たとえば重い荷物をさりげなく持ってくれたり、寒そうにしていたら上着をそっとかけてくれたり……。恋をしているときの「きゅん」とする瞬間は、女の子の性格や価値観が違っても、未来永劫、普遍的なものなのかもしれない。『恋のかけら 佐木 郁 silent story』を読んで、そんなことをふと思った。
佐木郁さんはツイッターで18万人ものフォロワーを持つ、イラストレーター。これほど注目されだしたきっかけは、セリフの一切ないサイレントマンガを掲載したことだった。
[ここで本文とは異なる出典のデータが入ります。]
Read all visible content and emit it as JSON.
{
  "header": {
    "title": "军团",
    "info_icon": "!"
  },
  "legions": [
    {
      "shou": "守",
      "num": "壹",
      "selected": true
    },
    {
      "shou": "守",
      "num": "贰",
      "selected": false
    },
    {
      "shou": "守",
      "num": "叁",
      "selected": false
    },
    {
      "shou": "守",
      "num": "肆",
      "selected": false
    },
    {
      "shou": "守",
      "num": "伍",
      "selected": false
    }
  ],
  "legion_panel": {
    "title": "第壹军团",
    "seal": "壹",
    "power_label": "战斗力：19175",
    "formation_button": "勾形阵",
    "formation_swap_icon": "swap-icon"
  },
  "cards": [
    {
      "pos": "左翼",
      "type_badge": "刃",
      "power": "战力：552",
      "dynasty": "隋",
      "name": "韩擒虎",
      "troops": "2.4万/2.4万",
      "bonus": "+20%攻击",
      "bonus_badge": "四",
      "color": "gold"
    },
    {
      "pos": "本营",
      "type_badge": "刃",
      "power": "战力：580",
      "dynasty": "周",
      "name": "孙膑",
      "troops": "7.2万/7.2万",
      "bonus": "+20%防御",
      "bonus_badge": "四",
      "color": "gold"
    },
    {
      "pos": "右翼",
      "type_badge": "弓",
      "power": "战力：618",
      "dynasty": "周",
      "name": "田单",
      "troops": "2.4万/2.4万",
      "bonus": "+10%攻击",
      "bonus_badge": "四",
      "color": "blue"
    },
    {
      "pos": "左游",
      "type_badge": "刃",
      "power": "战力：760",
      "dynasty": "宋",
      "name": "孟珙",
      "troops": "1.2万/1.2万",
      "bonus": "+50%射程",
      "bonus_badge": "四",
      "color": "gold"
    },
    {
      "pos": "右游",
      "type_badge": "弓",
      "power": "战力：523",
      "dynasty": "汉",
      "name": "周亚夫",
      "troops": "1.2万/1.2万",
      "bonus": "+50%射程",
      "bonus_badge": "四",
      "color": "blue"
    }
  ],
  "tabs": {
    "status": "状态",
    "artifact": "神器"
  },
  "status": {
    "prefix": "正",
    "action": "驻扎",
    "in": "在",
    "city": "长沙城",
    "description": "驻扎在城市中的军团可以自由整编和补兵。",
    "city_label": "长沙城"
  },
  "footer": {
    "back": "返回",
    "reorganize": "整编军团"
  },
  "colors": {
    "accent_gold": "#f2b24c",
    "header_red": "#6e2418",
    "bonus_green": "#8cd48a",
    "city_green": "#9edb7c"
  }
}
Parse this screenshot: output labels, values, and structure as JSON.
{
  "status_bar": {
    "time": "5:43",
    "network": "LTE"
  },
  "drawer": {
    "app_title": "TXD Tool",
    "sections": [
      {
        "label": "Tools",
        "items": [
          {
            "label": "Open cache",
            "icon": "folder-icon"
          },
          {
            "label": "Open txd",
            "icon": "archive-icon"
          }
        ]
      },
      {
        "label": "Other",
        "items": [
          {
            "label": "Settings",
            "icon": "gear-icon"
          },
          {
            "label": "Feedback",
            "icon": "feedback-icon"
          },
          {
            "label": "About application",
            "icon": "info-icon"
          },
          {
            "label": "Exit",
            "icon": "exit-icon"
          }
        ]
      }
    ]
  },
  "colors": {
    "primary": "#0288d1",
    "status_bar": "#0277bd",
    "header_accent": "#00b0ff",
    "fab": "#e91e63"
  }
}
「サイレントマンガにしたのは、実を言うとセリフを入れるのが照れくさかったからなんです。セリフって、同じ意味合いでも人によって言い回しが違うじゃないですか。しかも好みは年々変化していくから、過去の作品を見返して照れくさくなるのが嫌だったんです。その点サイレントは、いつ見てもそのときにいいと思う言葉を当てはめられるから、結果オーライですよね(笑)」
本作に収められているのは、高校生の初々しいカップル、先生に片想いする女子高生、何かとちょっかいを出してくる会社の同僚、同棲しているほのぼのカップル、という4組の男女。それぞれの恋愛模様が、きゅんとするシチュエーションとともにサイレントで描かれていくのだが、なかでも佐木さんが得意としているのが、“強引男子”。
「草食系男子とかがかっこいいとされる風潮はありますけど、読者の反応なんかを見ていると、女の人はもっと男の人に引っ張ってもらったり、グイグイ来てほしいんじゃないかなあって思うんです」
そんな女性のささやかな願望を叶えてくれるシチュエーションがずらりと揃っているのだが、佐木さんの描く男性がまたイケメン!
「上手い下手は別として、自分が描いた男性のイラストが一番好みなんです。外見的にも行動的にも私の理想を詰め込んだ男性をみなさんに共有してもらい、ステキですねって言われると、なんだか自分の彼氏を褒められているようで嬉しいですね」
ツイッター上では、男性から「女の人って、こういうのできゅんとするんだ……」とか「今度、これやってみよう」というリプライが飛んでくることもあるそう。胸きゅんが詰まった本作を女性の妄想で終わらせないためにも、男性に薦めてみる!?